REMOVAL & INSTALLATION
See Figures 1 through 15
- Remove 1 / 2 of the brake fluid from the master cylinder reservoir.
- Raise and safely support the vehicle.
- Remove the wheel and tire assembly.
- Remove the caliper-to-steering knuckle mounting bolts.
- Lift the caliper off of the steering knuckle and support it using mechanics wire or another suitable device to prevent damage to the brake hose.
It may be necessary to compress the piston slightly to allow the removal of the caliper.
- Remove the outboard disc brake pad from the caliper.
- Remove the inboard disc brake pad from the brake caliper.
- Thoroughly clean the caliper and the steering knuckle where the pads contact.
- If installing new disc brake pads, use a C-clamp or similar tool to push the caliper piston into the caliper bore. This will allow room for the new pads.
- Coat the new pads with a suitable anti-squeal lubricant.
- Place the outboard disc brake pad into position on the caliper ensuring that the mounting dowels are aligned with the holes in the caliper.
- Place the inboard disc brake pad into the caliper piston and engaging the retaining clip.
- Thoroughly clean the 2 mounting bolt sleeves and apply an appropriate coating of brake caliper slide grease, or another suitable lubricant.
- Position the disc brake caliper onto the rotor.
- Install the 2 mounting bolts and torque to 40 ft. lbs. (54 Nm).
- Reinstall the wheel and tire assembly. Torque the lug nuts to 100 ft. lbs. (140 Nm).
- Lower the vehicle.
- Pump the brake pedal several times to achieve a good pedal before attempting to move the vehicle.
- With an assistant depressing the brake pedal, you must clinch the outboard shoe tabs so they are locked tightly in position.

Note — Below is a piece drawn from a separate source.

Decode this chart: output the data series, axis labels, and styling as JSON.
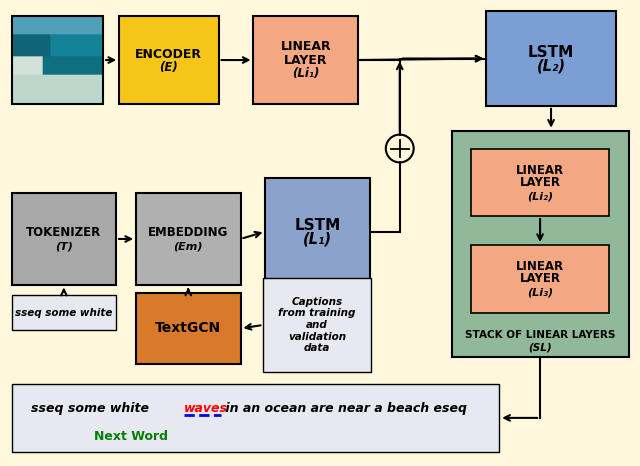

- Check the brake fluid level in the master cylinder fluid reservoir and add fluid as necessary.
- Road test the vehicle and check for proper brake system operation.
See Figure 16
- Raise and support the vehicle.
- Remove the tire and wheel.
- Looking down through the inspection hole on the top of the caliper, inspect the brake pads. If the lining is worn down to within 1 / 32 in. (0.8mm) of the shoe, the pads must be replaced.
This figure may disagree with your state's automobile inspection laws.
If the brake lining is soaked with brake fluid or grease, it must be replaced. If this is the case, the brake rotor should be sanded with crocus cloth to remove all traces of brake fluid, and the calipers and lines should be inspected for leaks.
If the lining is chipped, cracked, or otherwise damaged, it must be replaced with a new lining.
Always replace the brake linings in sets of two on both ends of the axle. Never replace just one pad, or both on one side and not the other. When replacing the brakes, it is a good idea to replace one side at a time so that you always have an example to refer to if you get confused during reassembly.